As noted by other authors, Tumor depth also correlated with long-term outcome in patients with different pT disease stages, as reported previously by other authors [9, 11]. The overall 5-year survival rates for pT1 and T2 were 76.2% and 67.4%, respectively in this study. Similarly, level of differentiation (well/moderately versus poorly/not) was also a strong prognosis factor in our study (P = 0.04).
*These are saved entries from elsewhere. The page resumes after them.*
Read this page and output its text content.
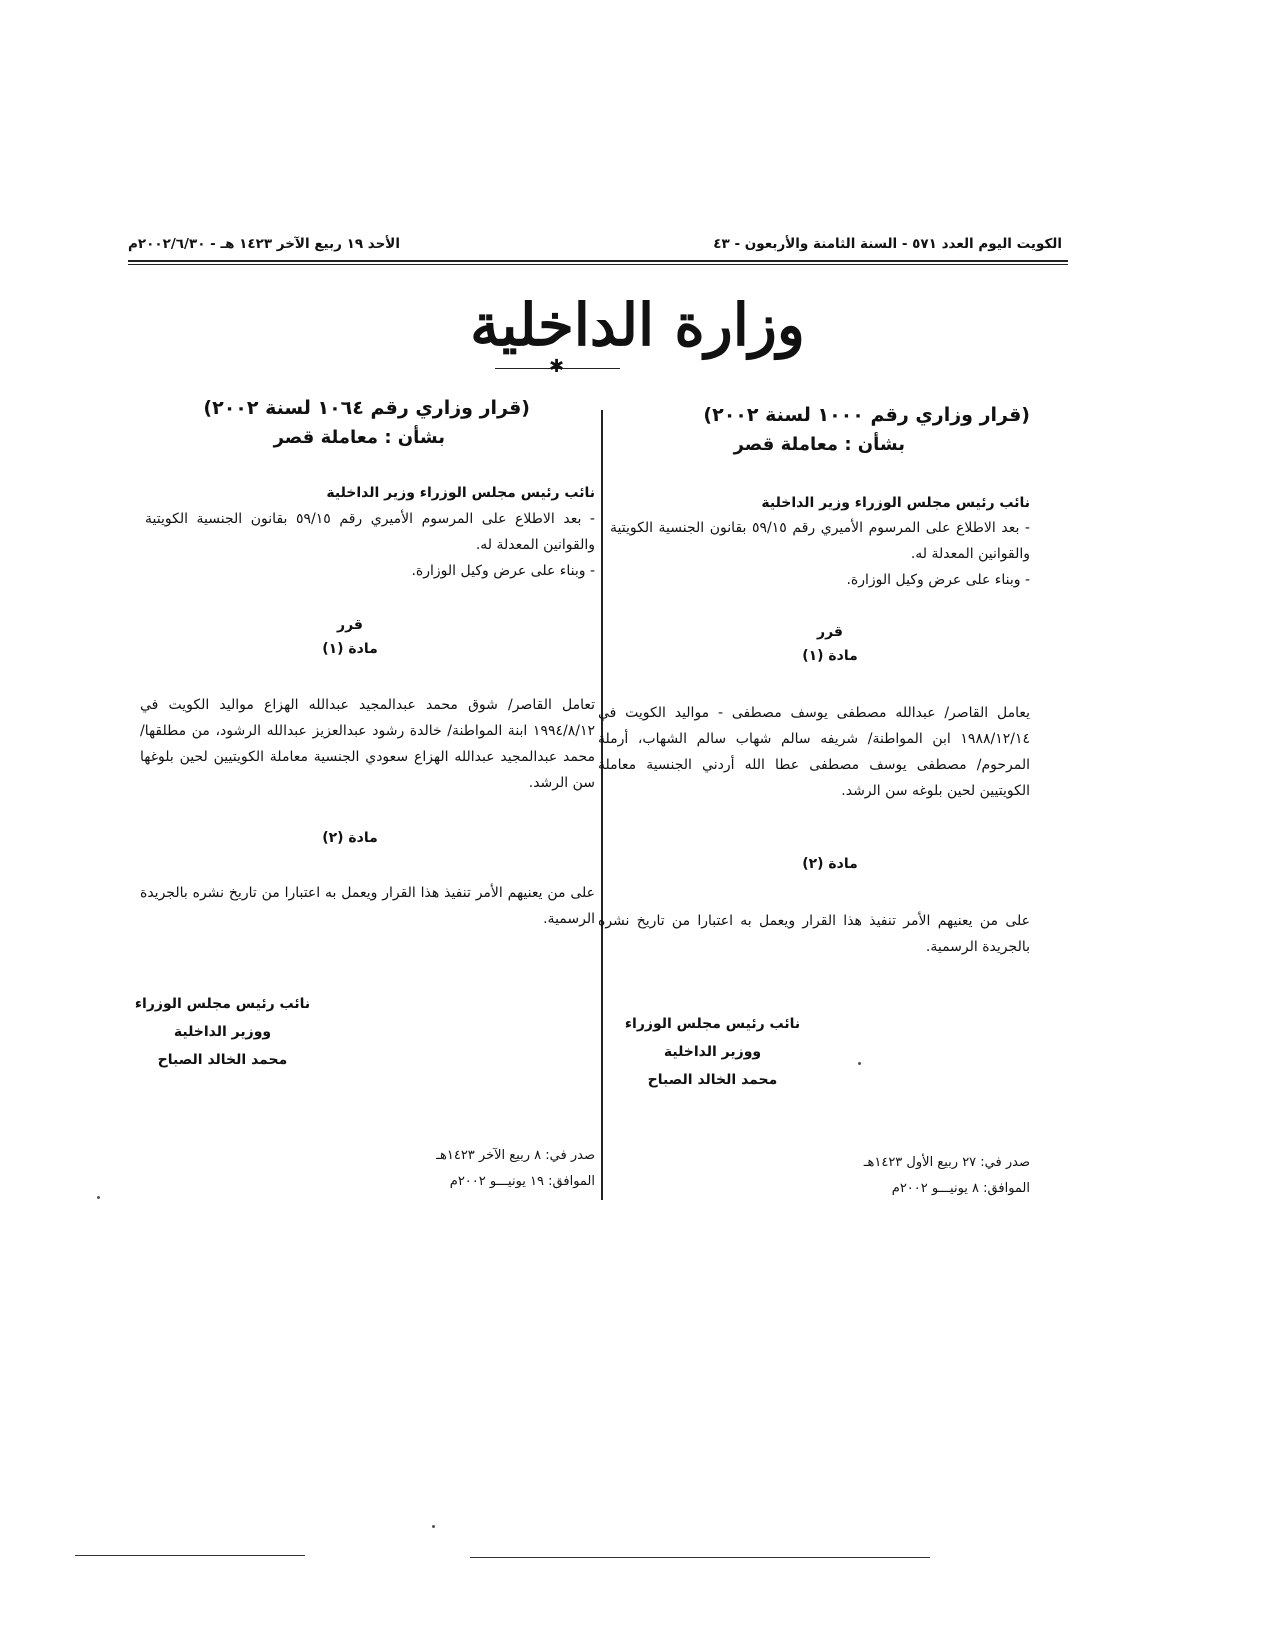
الكويت اليوم العدد ٥٧١ - السنة الثامنة والأربعون - ٤٣
الأحد ١٩ ربيع الآخر ١٤٢٣ هـ - ٢٠٠٢/٦/٣٠م
وزارة الداخلية
✱
(قرار وزاري رقم ١٠٠٠ لسنة ٢٠٠٢)
بشأن : معاملة قصر
نائب رئيس مجلس الوزراء وزير الداخلية
- بعد الاطلاع على المرسوم الأميري رقم ٥٩/١٥ بقانون الجنسية الكويتية والقوانين المعدلة له.
- وبناء على عرض وكيل الوزارة.
قرر
مادة (١)
يعامل القاصر/ عبدالله مصطفى يوسف مصطفى - مواليد الكويت في ١٩٨٨/١٢/١٤ ابن المواطنة/ شريفه سالم شهاب سالم الشهاب، أرملة المرحوم/ مصطفى يوسف مصطفى عطا الله أردني الجنسية معاملة الكويتيين لحين بلوغه سن الرشد.
مادة (٢)
على من يعنيهم الأمر تنفيذ هذا القرار ويعمل به اعتبارا من تاريخ نشره بالجريدة الرسمية.
نائب رئيس مجلس الوزراء
ووزير الداخلية
محمد الخالد الصباح
صدر في: ٢٧ ربيع الأول ١٤٢٣هـ
الموافق: ٨ يونيـــو ٢٠٠٢م
(قرار وزاري رقم ١٠٦٤ لسنة ٢٠٠٢)
بشأن : معاملة قصر
نائب رئيس مجلس الوزراء وزير الداخلية
- بعد الاطلاع على المرسوم الأميري رقم ٥٩/١٥ بقانون الجنسية الكويتية والقوانين المعدلة له.
- وبناء على عرض وكيل الوزارة.
قرر
مادة (١)
تعامل القاصر/ شوق محمد عبدالمجيد عبدالله الهزاع مواليد الكويت في ١٩٩٤/٨/١٢ ابنة المواطنة/ خالدة رشود عبدالعزيز عبدالله الرشود، من مطلقها/ محمد عبدالمجيد عبدالله الهزاع سعودي الجنسية معاملة الكويتيين لحين بلوغها سن الرشد.
مادة (٢)
على من يعنيهم الأمر تنفيذ هذا القرار ويعمل به اعتبارا من تاريخ نشره بالجريدة الرسمية.
نائب رئيس مجلس الوزراء
ووزير الداخلية
محمد الخالد الصباح
صدر في: ٨ ربيع الآخر ١٤٢٣هـ
الموافق: ١٩ يونيـــو ٢٠٠٢م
Our study has several limitations. It was a retrospective study with all the limitations that accompany such a study. In addition, because the study used data from a single institution but with different pathologists and different surgeons, there may have been a lack of uniformity in measurement methods. The LN dissection number was also not consistent, and we also excluded patients who had a dissected LN number of less than 12, which may have influenced our analysis. Thus, carefully designed prospective studies are needed to confirm the role of tumor length in guiding esophageal SCC treatment.

Conclusion

In summary, our study suggests that esophageal tumor length in early-stage esophageal SCC without LN involvement could be a useful prognostic factor to help identify high-risk patients with esophageal cancer before surgical resection. We found that esophageal tumor length was a significant independent predictor of long-term survival. We consider that it should be incorporated in the current esophageal cancer staging system to better predict the long-term survival of patients with esophageal cancer.